Duduk Perkara Proyek Diduga Fiktif Rp80 Miliar di Kemenperin

NTVNews - 10 Mei 2024, 07:57
Moh. Rizky
Penulis
Siti Ruqoyah
Editor
Bagikan
Gedung Kementerian Perindustrian. (Net) Gedung Kementerian Perindustrian. (Net)

Ntvnews.id, Jakarta - Kementerian Perindustrian (Kemenperin) menemukan kasus dugaan penerbitan Surat Perintah Kerja (SPK) fiktif dengan nilai total Rp 80 miliar, yang diduga melibatkan oknum pegawai dan pihak ketiga penerima SPK.

Pihak penerima SPK, PT VSS membantah pernyataan Kemenperin bahwa perusahaan itu menerima SPK fiktif. VSS pun meminta sisa pembayaran proyek yang telah mereka kerjakan.

Kuasa hukum aparatur sipil negara (ASN) Kementerian Perindustrian (Kemenperin), LHS, membantah pernyataan VSS yang menyebut Kemenperin belum melakukan pembayaran terhadap 105 event atau kegiatan yang mereka sudah kerjakan.

Menurut kuasa hukum LHS, Angga Busra Lesmana, pembayaran tak dilakukan kliennya karena ada mekanisme yang tak dijalankan VSS yang merupakan perusahaan event organizer (EO) itu.

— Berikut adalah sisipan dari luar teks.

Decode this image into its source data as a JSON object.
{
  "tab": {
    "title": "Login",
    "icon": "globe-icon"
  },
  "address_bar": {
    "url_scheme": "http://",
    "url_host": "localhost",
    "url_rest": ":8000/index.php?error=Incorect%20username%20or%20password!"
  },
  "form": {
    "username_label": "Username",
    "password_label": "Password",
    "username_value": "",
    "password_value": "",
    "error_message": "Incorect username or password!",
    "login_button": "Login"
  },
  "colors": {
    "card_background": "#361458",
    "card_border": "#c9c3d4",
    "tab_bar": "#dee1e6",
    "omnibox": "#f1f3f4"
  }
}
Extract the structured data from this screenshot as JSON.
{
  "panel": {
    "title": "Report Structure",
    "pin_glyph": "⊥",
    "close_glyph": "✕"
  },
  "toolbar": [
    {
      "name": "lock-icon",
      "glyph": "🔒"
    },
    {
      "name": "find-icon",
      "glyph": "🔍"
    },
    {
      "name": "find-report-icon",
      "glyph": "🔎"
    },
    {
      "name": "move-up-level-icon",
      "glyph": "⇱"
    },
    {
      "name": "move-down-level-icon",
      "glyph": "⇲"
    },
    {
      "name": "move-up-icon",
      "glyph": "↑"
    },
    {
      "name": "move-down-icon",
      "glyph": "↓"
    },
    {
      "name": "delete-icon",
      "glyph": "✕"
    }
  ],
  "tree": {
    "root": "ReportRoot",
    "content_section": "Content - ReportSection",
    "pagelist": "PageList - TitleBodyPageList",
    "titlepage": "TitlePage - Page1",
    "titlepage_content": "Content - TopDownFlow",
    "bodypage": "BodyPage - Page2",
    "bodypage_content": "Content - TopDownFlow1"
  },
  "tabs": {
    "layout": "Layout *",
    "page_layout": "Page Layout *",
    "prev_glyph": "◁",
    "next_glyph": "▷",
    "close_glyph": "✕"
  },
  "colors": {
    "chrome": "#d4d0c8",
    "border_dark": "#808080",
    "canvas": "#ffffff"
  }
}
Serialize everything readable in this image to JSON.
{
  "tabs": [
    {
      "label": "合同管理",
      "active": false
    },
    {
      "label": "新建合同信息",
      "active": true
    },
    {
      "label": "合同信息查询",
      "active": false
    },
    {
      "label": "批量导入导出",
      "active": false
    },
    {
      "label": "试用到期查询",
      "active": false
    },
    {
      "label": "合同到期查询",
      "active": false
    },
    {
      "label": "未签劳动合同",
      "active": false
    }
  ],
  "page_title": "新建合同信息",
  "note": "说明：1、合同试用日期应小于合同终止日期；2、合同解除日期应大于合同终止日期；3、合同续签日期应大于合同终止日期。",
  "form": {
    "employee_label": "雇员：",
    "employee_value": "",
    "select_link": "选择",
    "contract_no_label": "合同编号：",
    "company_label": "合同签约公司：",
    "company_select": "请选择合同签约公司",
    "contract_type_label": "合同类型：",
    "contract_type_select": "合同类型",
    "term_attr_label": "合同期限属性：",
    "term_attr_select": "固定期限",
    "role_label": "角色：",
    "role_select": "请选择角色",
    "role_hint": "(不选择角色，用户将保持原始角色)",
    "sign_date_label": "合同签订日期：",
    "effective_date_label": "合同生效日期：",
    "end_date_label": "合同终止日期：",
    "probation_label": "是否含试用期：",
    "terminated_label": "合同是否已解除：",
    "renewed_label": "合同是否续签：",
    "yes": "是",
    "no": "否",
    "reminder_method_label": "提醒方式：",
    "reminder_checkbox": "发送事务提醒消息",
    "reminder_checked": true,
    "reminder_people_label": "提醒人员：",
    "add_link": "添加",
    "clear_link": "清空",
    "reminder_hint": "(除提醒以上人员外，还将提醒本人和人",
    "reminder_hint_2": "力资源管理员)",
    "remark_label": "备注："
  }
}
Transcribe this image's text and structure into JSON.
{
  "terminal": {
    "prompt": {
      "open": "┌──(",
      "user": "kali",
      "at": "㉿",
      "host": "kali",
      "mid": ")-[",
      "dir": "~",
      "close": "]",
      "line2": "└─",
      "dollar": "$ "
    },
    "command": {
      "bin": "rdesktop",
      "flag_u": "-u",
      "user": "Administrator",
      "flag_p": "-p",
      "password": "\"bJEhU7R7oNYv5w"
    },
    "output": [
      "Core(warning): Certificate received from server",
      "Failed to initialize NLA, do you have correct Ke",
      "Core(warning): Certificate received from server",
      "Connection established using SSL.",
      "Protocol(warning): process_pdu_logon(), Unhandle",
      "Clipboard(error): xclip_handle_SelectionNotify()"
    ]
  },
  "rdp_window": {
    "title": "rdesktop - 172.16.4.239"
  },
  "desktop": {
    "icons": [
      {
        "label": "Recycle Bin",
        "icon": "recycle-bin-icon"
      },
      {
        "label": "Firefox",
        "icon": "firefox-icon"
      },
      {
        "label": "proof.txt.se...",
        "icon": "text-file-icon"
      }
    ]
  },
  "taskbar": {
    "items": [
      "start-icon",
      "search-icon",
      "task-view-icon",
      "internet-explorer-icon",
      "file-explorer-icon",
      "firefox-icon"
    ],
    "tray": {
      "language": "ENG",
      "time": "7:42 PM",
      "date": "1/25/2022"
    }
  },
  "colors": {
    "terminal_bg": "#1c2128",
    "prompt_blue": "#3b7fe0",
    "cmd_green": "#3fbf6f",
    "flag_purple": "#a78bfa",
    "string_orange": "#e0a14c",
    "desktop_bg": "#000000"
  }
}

"VSS tidak memberikan ke klien kami data yang benar, laporan yang rigid, sehingga klien kami tidak memberikan kepada dia BAST Berita Acara Serah Terima bahwa kegiatan tersebut telah diakui," ujar Angga kepada wartawan, Kamis (9/5/2024).

"Jadi bisa kemungkinan kegiatan yang dilakukan VSS diduga 'fiktif' atau tidak diterima LHS karena tidak sesuai sebagai penanggungjawab kegiatan," imbuhnya.

Audit dari pelaksanaan kegiatan juga tak ada, sehingga permintaan pembayaran oleh VSS tak dipenuhi. Karena tak sesuai ketentuan, kata Angga, pembayaran tak dilakukan. "Kalau dilakukan pembayaran, maka takutnya ada kerugian negara. Kalau ada kerugian negara kan yang repot klien kami," jelas dia.

Atas persoalan ini, gugatan secara perdata maupun jalur pidana akan ditempuh oleh pihak LHS. Sebab, kata Angga, upaya penagihan pembayaran VSS ke Kemenperin yang dalam hal ini ke kliennya, tak berdasar. Selain itu, penagihan juga dilakukan dengan cara-cara yang dinilai merugikan LHS.

"Ada beberapa pertemuan-pertemuan antara klien kami dengan pihak VSS yang isinya penekanan. Dinyatakan klien kami harus membayar sejumlah uang. PT VSS juga melakukan perampasan mobil dari klien kami Honda Civic tahun 2018 atas nama istri klien. Itu dilakukan alasannya karena klien kami PPK dalam proyek tersebut," papar Angga.

LHS, kata Angga, juga terguncang jiwanya. Ini karena saat pertemuan yang merupakan upaya penagihan, kliennya mengaku dianiaya ringan. "Kepalanya dikeplak. Ada juga orang gebrak meja," ucapnya.

Pihaknya telah melayangkan somasi sebanyak dua kali, namun hingga kini tak direspons. Sementara saat kuasa hukum VSS melayangkan somasi, pihaknya menurut Angga telah memberikan jawaban.

Atas itu semua, gugatan perbuatan melawan hukum (PMH) didaftarkan pihak LHS ke Pengadilan Negeri Jakarta Barat. Gugatan ini menuntut ganti rugi immateril Rp100 miliar dan materil Rp400 juta. Pihak tergugat ialah pimpinan VSS dan perusahaan itu sendiri. Sementara upaya laporan ke polisi, masih akan disusun.

"Kerugian materil karena mobil klien kami dirampas. Sementara immateril, akibat dari tindakan VSS klien kami tidak bisa masuk kantor lagi, klien kami sudah lama tidak masuk kantor karena malu. Karena ditagih-tagih," tutur Angga.

"Istrinya juga malu, nama baiknya tercoreng, sehingga kenyamanan dalam bekerja sudah tidak ada," imbuhnya.

Tim pengacara LHS yang beranggotakan lima orang sedang mengumpulkan bukti-bukti lanjutan. Tim juga akan menyelesaikan semua permasalahan LHS. "Jadi agar semua pihak dapat bersabar dengan proses yang ada," ucap Angga.